Um assunto que há anos mobilizava apenas jornalistas que trabalham no Japão vem se transformando num debate mais amplo desde que o primeiro-ministro Yukio Hatoyama tomou posse, em setembro.
O novo governo prometeu sacudir as estruturas administrativas, diminuindo a influência dos burocratas – que deram as cartas nos bastidores durante as cinco décadas de poder do Partido Liberal Democrata (PLD) e tinham controle sobre quais informações poderiam ou não ser divulgadas para o público. Parte do meio jornalístico comemora os primeiros passos em direção a uma abertura, que fortalecerá a liberdade de imprensa no país.
Mas o governo tem encontrado resistência de grupos que não veem com bons olhos a implosão de um sistema.
Correspondentes e freelancers são barrados
No Japão, a imprensa nacional segue um regime de clubes fechados, ou seja, jornalistas que escrevem sobre saúde pública, por exemplo, são sócios de um grupo exclusivo que tem acesso a entrevistas regulares de funcionários da área. A mesma coisa acontece com quem acompanha assuntos econômicos, policiais ou jurídicos, entre outros. É o chamado sistema de kishas: clubes onde só entram jornalistas pertencentes às grandes empresas de comunicação japonesas.
Correspondentes estrangeiros, em sua maioria, freelancers e repórteres de publicações menores e de sites são barrados.
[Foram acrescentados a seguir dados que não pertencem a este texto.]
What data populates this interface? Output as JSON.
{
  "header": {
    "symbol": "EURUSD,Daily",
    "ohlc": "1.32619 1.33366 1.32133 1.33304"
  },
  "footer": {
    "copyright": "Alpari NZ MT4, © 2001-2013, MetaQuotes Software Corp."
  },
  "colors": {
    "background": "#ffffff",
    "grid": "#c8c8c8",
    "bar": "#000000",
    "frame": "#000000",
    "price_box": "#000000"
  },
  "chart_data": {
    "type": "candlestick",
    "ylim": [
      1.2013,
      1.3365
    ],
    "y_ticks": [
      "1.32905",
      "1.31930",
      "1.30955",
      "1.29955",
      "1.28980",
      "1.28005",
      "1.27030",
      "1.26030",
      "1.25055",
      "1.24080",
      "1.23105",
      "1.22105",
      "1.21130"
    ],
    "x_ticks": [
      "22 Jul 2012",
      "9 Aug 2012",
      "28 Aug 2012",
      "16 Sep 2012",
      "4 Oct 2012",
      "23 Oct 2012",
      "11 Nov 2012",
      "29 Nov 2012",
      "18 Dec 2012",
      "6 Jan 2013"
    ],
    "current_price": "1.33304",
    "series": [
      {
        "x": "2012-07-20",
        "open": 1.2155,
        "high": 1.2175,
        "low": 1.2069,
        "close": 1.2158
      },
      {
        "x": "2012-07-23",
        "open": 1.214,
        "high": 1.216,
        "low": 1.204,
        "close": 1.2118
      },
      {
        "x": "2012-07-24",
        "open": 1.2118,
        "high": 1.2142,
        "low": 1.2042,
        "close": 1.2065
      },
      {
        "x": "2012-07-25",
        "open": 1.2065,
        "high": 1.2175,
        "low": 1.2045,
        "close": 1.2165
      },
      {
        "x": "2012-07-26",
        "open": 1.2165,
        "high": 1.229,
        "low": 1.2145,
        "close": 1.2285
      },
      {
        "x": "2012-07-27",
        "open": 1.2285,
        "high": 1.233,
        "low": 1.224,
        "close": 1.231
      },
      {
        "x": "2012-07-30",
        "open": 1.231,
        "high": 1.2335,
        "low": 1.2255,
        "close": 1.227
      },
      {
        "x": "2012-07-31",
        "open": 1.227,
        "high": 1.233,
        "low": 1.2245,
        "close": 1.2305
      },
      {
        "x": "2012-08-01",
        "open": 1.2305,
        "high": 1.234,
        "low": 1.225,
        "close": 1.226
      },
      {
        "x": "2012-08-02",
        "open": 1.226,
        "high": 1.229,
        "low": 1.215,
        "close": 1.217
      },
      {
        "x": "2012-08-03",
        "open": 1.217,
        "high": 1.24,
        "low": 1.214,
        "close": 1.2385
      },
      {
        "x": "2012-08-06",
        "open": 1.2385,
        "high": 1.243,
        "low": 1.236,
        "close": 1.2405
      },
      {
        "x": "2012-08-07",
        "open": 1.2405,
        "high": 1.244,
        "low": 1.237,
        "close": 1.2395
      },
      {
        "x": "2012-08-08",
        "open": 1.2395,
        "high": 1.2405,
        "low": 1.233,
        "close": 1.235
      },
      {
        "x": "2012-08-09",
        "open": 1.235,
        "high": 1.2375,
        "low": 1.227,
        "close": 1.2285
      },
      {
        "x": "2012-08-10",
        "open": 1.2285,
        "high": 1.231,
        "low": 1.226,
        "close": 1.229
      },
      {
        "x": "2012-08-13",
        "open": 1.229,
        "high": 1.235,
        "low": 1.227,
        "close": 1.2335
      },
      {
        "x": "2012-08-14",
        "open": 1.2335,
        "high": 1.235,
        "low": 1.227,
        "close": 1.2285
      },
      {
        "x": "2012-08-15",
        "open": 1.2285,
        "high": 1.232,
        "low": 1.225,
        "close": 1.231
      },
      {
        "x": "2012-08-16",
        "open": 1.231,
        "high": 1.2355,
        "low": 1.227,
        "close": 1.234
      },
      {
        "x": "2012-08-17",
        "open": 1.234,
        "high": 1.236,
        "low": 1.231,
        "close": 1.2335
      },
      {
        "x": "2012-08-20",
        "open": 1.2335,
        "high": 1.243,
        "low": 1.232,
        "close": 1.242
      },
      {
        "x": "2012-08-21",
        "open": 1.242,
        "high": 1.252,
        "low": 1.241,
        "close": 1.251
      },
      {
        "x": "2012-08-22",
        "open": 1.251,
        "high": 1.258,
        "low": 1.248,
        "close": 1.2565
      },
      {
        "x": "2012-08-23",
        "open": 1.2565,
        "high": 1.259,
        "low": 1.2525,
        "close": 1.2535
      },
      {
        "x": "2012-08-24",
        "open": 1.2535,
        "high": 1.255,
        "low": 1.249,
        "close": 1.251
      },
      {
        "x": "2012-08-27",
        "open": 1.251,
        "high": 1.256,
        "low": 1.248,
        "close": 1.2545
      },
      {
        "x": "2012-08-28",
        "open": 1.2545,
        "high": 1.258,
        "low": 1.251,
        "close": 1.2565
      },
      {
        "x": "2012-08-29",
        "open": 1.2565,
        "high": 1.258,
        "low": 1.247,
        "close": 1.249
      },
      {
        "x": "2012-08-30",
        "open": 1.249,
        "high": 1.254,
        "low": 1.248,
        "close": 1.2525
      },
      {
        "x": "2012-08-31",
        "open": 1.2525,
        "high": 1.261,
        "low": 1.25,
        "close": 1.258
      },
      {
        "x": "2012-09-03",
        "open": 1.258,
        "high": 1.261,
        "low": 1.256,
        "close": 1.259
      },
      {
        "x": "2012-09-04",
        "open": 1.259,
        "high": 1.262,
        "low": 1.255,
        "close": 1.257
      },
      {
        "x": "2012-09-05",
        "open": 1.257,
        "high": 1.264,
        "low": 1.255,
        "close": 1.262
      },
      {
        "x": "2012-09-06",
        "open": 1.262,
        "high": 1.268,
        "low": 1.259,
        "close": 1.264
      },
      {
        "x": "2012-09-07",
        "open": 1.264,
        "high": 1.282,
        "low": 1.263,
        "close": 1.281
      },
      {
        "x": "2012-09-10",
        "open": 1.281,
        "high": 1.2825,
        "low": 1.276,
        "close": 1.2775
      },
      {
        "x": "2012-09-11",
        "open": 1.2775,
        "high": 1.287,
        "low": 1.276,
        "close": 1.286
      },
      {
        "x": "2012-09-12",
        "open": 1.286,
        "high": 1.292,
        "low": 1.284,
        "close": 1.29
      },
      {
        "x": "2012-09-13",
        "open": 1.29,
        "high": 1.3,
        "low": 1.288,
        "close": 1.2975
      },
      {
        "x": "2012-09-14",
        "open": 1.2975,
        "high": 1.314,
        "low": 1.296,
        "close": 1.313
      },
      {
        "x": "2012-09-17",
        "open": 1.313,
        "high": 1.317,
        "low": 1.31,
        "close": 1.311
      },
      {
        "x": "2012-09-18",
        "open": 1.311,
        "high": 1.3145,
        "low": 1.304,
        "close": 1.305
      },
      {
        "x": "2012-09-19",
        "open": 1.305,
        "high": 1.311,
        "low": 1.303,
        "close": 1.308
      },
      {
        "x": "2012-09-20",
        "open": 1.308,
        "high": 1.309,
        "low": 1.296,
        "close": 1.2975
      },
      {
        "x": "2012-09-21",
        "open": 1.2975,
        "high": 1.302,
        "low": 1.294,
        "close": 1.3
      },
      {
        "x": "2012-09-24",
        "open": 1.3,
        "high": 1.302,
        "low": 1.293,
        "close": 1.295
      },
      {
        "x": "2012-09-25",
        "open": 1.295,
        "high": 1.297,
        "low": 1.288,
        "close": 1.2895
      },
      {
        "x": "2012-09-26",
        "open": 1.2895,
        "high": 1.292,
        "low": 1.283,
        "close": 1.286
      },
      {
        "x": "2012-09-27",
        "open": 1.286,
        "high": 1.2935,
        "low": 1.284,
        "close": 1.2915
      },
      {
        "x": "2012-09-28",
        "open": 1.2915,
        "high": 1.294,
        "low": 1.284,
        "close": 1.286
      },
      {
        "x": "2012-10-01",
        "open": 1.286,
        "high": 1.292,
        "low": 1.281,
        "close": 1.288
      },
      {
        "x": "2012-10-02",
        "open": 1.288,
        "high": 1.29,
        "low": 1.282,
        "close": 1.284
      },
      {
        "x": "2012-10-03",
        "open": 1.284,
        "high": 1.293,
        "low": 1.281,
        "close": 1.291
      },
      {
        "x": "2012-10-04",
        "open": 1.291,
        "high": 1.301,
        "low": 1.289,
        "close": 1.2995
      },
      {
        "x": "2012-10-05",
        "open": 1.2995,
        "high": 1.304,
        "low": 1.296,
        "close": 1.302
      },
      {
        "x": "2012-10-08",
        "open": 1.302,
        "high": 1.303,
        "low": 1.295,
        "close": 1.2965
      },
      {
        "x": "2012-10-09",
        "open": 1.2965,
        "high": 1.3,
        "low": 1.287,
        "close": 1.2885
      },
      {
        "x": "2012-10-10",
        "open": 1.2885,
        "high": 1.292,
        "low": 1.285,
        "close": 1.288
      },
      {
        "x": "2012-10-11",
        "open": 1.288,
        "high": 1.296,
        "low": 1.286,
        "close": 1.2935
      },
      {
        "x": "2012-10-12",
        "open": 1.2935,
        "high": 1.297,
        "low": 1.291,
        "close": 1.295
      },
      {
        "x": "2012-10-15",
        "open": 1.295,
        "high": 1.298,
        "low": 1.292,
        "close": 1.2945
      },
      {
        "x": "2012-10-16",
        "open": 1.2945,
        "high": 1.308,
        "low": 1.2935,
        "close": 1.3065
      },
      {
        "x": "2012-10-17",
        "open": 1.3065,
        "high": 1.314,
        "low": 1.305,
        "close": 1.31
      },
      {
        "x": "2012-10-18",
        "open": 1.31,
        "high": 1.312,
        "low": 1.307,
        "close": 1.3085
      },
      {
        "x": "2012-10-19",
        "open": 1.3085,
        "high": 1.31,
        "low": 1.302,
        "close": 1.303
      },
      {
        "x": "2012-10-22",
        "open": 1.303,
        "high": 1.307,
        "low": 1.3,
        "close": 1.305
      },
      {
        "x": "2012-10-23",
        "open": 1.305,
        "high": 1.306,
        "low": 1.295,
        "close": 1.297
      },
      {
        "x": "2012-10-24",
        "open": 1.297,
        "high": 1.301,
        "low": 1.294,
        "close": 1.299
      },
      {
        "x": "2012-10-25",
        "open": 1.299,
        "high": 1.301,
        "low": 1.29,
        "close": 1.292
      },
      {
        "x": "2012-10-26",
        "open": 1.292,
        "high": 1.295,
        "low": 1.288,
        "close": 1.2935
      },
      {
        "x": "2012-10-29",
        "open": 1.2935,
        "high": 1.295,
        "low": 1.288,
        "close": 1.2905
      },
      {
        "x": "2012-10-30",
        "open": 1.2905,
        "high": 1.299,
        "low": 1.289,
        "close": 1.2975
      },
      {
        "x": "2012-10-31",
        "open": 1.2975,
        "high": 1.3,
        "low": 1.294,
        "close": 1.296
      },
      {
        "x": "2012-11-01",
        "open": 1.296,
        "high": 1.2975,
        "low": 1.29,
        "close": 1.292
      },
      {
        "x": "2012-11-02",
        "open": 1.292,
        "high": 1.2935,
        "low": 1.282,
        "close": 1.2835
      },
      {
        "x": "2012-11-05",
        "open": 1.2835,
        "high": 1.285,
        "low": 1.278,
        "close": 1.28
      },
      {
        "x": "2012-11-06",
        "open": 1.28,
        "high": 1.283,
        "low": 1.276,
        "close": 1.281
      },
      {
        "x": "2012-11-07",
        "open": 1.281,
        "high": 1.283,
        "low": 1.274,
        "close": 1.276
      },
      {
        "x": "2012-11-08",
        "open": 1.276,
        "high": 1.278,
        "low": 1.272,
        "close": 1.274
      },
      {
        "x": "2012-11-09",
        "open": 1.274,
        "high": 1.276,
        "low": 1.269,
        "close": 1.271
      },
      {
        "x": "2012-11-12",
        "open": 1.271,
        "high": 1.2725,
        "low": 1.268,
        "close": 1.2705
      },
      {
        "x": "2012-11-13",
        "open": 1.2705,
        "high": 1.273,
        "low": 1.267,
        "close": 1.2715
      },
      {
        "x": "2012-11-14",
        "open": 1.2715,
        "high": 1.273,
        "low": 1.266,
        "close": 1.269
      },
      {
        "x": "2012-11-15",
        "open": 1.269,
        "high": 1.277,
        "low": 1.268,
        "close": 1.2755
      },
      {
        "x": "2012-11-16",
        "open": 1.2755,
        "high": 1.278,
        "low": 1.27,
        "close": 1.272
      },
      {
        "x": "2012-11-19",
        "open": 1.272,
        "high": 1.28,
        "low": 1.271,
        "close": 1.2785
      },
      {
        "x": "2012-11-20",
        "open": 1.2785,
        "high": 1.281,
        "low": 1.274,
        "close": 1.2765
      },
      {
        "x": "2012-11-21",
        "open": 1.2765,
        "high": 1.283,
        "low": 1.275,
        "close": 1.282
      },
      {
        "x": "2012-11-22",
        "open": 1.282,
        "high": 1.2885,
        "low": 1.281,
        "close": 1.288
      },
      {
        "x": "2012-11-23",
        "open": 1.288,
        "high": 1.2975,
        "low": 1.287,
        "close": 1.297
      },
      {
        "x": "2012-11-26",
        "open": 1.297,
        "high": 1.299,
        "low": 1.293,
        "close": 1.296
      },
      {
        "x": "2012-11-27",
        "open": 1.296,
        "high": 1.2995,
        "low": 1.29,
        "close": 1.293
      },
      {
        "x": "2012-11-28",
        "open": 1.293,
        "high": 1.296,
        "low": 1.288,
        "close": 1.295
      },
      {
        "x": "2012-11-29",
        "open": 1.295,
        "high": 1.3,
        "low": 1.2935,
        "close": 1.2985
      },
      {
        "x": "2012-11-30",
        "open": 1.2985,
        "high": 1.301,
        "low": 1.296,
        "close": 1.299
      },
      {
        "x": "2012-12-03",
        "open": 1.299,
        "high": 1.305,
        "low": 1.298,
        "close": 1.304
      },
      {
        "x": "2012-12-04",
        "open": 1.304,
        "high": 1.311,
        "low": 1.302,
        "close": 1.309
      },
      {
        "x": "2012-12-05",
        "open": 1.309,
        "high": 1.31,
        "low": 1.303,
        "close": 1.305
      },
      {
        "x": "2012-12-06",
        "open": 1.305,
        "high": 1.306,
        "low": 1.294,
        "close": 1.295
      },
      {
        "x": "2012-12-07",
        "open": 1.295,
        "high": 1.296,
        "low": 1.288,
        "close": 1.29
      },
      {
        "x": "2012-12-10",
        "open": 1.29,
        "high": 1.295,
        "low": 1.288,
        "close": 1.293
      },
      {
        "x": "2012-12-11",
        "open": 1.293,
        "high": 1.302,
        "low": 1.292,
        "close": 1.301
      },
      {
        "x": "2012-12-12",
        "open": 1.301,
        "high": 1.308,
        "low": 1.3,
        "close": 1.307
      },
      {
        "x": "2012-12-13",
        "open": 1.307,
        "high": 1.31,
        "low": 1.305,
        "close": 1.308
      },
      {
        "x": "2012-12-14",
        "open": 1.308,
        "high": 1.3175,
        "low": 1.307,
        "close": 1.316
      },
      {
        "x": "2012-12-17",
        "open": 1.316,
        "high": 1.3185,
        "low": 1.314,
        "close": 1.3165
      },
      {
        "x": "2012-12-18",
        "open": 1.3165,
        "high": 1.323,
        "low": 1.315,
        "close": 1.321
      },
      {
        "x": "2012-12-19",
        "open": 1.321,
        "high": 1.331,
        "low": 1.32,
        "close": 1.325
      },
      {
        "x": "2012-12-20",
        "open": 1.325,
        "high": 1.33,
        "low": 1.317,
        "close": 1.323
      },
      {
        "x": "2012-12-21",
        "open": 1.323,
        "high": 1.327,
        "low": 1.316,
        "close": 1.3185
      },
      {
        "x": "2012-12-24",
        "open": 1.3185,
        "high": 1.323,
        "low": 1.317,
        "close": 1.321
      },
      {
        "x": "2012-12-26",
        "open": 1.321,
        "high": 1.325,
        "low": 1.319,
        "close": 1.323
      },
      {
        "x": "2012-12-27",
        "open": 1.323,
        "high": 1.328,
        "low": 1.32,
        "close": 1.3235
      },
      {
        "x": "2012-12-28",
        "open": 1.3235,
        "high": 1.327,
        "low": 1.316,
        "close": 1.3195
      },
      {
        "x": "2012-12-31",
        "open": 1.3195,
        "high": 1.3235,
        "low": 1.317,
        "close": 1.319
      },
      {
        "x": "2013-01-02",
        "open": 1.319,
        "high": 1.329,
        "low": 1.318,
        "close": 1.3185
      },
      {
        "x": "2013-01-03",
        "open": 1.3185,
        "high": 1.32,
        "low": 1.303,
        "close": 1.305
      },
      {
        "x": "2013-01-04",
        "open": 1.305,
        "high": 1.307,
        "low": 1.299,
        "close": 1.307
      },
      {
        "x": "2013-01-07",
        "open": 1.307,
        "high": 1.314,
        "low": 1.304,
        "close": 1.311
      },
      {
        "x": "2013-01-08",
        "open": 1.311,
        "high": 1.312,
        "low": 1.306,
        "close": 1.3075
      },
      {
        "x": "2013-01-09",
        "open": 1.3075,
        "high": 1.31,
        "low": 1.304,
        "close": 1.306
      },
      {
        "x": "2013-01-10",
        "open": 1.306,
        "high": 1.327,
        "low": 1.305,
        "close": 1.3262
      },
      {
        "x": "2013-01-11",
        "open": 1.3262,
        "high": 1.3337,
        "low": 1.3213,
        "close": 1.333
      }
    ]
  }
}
Assim que assumiu a pasta, o ministro das Relações Exteriores, Katsuya Okada, anunciou a abertura de suas entrevistas. A kisha que restringia o acesso ao ministério protestou, alegou questões de segurança, mas Okada disse tratar-se de um princípio fundamental numa democracia: direito de informação.
– O sistema era conveniente para o PLD, porque ficava mais fácil controlar as notícias. Como eu não era sócio de clube algum, os políticos no poder não confiavam em mim, porque eu poderia escrever o que quisesse – disse Junichi Fujimoto, jornalista conhecido no país e que há 25 anos trabalha como freelancer.
Ele participou de um debate sobre o assunto em Tóquio, na última segunda-feira, e criticou as ‘tropas’ de repórteres que só trabalham se estiverem ligados a um clube. A medida tomada por Okada foi seguida por outros ministros do governante Partido Democrata do Japão (PDJ), mas o editor-chefe do site de notícias Videonews.com, Tetsuo Jimbo, acha que as portas, por enquanto, estão apenas ligeiramente abertas.
– Critico as kishas desde os anos 80, mas a imprensa japonesa não falava sobre o assunto e, portanto, nunca houve apoio popular contra esse sistema – conta Jimbo, que já trabalhou para empresas estrangeiras como a agência Associated Press e foi várias vezes barrado em entrevistas oficiais.
– Houve avanços, mas as entrevistas na residência do primeiro-ministro, por exemplo, ainda não estão abertas a toda a mídia.
O centenário Mainichi Shimbun, um dos maiores jornais do Japão, publicou recentemente uma discussão sobre o tema, mostrando que os clubes começam a virar um assunto público.
Na tentativa de conter o poder dos burocratas, o governo Hatoyama também proibiu as entrevistas frequentes que eles davam sem precisar da autorização de um ministro. No debate, que contou com a presença de Fujimoto e Jimbo, Hirotsugu Aida, um dos editores-executivos da agência Kyodo, era uma voz solitária na defesa das kishas.
Ex-correspondente em Washington e em Genebra, ele afirma que o Japão não é o único país onde se limita o acesso de jornalistas a entrevistas oficiais, e diz que a imprensa japonesa também sofre, por exemplo, para entrar na Casa Branca.
– Antes eram os clubes que distribuíam as credenciais, mas o governo está assumindo essa organização direta. Eu vejo um lado negativo nisso. Acho que, na verdade, ficará mais fácil para o governo manipular a informação – acredita.